I’m going down, and this time I don’t have the strength to land gracefully, to whimper or groan at my failure.

Splinters lodge in my fingertips as they skid over the surface, my head falling back—

A wide hand grasps my wrist and pulls me up like a sack of groceries.

I know this sensation. Know who has me before I look.

Lewis drags me onto his lap, clinging for a beat before he shoves me over the ledge into a vat of freezing water that steals my breath.

The cold shocks my overworked muscles into functioning. I don’t know how Lewis found me or why he came back. I can’t think about that right now. I paddle to the surface and crawl out.

A surge of adrenaline has me bursting toward the finish arch, the roar of spectators pummeling my ears.

I tune them out. I have only a short distance to pass a dozen bodies before the finish.

These competitors could be from my heat, an early one—I don’t care.

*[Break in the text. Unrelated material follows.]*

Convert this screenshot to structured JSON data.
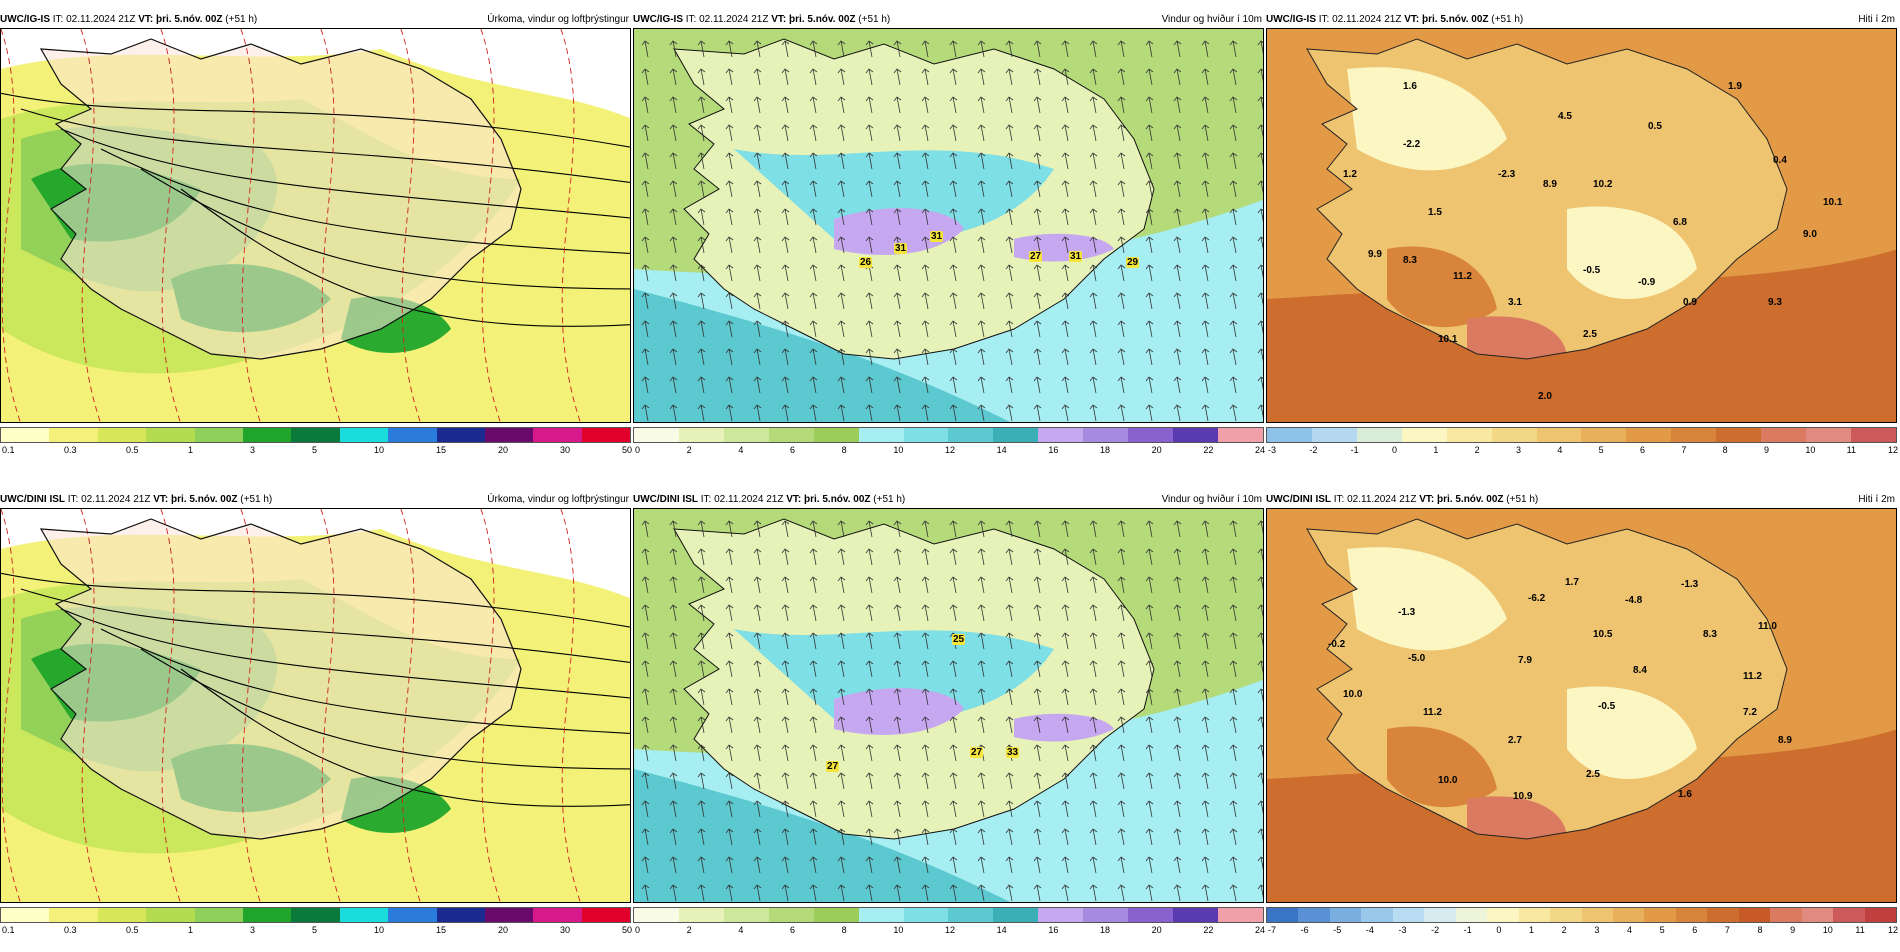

Running is my wheelhouse and I want to defeat every last one before the end.

I’m racing without a concern for rocks that could break something if I land wrong—pushing with everything I have, past one person, then another. My form isn’t tight, my body overheated, chest heaving. I’m at my max in terms of exertion.

I don’t know where Lewis is. He could be behind me.

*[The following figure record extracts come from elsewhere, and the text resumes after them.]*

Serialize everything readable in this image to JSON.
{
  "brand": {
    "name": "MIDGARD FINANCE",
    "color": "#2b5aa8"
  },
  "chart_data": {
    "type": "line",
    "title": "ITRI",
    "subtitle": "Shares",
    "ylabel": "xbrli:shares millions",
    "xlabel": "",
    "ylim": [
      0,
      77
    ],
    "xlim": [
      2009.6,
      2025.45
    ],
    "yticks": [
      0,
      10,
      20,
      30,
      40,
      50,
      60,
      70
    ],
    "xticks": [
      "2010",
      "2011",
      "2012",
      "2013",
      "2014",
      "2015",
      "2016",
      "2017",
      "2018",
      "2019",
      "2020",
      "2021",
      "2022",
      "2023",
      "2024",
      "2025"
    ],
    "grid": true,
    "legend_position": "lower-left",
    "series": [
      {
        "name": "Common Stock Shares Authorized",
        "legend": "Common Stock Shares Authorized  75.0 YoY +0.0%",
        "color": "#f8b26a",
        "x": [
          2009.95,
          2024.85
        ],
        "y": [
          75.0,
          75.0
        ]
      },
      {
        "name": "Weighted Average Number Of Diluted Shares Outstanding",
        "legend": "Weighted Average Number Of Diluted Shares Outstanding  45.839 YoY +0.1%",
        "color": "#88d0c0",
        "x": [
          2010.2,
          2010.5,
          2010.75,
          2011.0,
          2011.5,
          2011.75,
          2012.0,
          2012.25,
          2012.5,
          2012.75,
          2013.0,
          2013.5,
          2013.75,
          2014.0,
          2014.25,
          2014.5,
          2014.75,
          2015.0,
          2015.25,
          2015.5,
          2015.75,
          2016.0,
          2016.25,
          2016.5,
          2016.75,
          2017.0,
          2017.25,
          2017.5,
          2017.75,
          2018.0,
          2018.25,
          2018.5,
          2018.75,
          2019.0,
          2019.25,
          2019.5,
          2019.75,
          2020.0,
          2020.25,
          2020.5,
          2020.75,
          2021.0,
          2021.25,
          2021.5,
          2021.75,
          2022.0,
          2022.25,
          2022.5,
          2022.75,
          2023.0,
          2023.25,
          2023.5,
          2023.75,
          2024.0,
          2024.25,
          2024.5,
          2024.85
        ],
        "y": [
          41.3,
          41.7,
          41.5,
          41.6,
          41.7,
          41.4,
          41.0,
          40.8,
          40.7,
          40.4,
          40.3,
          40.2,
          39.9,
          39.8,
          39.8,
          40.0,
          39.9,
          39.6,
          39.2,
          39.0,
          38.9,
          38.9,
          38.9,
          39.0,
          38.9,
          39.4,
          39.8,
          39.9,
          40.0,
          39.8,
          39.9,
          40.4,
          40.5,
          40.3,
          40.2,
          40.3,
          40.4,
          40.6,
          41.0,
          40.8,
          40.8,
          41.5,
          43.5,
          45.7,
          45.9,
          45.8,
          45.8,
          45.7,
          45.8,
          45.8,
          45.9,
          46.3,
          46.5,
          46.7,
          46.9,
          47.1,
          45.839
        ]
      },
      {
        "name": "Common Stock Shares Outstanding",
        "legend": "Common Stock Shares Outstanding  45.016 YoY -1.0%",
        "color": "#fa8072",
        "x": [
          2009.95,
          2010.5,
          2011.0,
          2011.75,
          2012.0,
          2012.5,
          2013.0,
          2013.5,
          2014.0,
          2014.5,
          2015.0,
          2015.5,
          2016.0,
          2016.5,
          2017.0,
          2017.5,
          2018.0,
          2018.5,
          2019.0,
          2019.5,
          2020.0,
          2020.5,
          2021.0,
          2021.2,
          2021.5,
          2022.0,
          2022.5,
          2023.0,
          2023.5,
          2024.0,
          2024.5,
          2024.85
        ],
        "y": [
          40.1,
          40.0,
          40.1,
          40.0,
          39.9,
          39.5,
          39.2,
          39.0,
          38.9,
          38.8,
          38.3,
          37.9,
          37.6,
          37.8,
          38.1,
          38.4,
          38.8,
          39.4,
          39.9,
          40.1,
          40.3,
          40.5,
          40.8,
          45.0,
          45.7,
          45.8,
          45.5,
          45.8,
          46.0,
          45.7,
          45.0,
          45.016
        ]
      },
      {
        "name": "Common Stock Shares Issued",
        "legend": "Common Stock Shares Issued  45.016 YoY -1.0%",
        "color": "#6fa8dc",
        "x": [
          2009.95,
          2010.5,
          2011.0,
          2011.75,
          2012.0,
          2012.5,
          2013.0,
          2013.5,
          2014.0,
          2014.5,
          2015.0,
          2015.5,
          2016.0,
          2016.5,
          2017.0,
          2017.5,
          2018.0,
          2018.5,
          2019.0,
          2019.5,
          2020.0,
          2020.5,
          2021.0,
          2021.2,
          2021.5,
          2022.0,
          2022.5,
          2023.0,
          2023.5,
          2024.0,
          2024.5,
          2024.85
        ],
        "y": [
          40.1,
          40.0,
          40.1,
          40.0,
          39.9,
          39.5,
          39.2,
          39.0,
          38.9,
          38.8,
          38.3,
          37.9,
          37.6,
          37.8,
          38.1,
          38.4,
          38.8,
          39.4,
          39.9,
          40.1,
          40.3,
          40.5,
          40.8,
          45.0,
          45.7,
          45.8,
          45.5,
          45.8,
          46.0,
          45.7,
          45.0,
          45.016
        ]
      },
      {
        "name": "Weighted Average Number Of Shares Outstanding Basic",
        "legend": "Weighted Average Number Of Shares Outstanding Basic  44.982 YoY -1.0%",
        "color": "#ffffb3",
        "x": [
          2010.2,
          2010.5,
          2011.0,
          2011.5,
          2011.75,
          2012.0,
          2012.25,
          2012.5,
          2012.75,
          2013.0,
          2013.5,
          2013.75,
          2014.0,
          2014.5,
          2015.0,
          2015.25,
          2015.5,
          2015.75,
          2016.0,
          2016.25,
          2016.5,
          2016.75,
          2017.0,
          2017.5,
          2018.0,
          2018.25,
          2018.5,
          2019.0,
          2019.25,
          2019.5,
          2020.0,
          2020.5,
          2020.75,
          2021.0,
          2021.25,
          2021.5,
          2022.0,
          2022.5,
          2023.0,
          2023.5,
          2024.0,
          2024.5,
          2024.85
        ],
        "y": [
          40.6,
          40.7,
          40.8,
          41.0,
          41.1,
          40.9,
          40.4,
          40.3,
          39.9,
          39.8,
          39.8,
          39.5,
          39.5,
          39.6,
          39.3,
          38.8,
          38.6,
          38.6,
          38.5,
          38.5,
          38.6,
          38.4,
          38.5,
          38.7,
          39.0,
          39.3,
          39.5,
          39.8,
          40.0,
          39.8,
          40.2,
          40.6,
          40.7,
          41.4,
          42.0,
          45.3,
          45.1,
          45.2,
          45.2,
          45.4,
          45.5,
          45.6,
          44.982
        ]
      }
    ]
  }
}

He could be in front of me. All I know is that I need this.

I need to finish this race—bloody legs, broken bones, burning chest—with everything I have left in me, I need to finish this race.

To prove I can push past the pain, the humiliation, and fight for myself.

I pass two—three—four fit guys, their panting breaths fading as the shouts from the crowd grow louder, blotting out other sound.

The guy I’m about to pass, his hair buzzed, biceps bulging with a barbed wire cuff tattoo, casts me a glance and steps it up a notch.

He can’t keep my pace, and I blow past him too.

Before I know it, I’m through the finish, half the spectators behind me. My legs slow, cramps knotting my thighs. I jog to cool down and catch my breath. Finally, I stop and bend over gasping, straining for air and cradling my hand.

Strong arms lift me in an embrace. Lewis nuzzles my neck, mild beard scruff grazing my collarbone. “You did it.” He squeezes me, knocking out what little air I’ve regained.

“Can’t breathe,” I gasp.

“Sorry.” He loosens his grip and sets me on the ground, his arms wrapped around my waist protectively.

He’s sweaty and dirty, but he smells so good—the same Lewis but with salt and soil mixed in. I should let go of him now. I said I couldn’t be his girlfriend, but I almost killed myself completing that damn mudder and I need this embrace. I need him.

I rub my face on his chest and he cups my head. Nothing has ever felt better than Lewis holding me. When Lewis holds me, the brittle edges of the world smooth out.

“Look.” Lewis loosens his arms and turns me to the side.

Beyond the rope my mom is jumping up and down and calling my name, Fred looking equally happy beside her.

Jeb and his wife are there too, holding hands with bright smiles on their faces.

Jeb’s hair looks a little mussed, like he’s been pulling at the ends.

He wipes the corner of his eye and pumps his fist in the air.

They were watching. All of them together: my mother, her soon-to-be husband, and her high school sweetheart—my father. God, this day is like an alternate reality.

I bury my face back in Lewis’s chest. Maybe it’s his arms tightening, or this little family tableau I never thought possible, but tears well behind my eyes.

Lewis ducks his head to my ear and holds me tight. “Don’t leave me, Gen. Give me a chance to show you what you mean to me. This last week has killed me. I’ve missed you so much.” He squeezes me tighter and kisses the top of my head. “Please, just—I want to tell you everything.”

I nod, my face muffled by his broad, warm chest. Lewis has been there for me when I’ve least expected it. I thought I wasn’t important enough to him, but I don’t know anymore.

The safe thing to do would be to tell him no and walk away, to hold my heart close like I always do.

Apparently, I’m no longer playing it safe.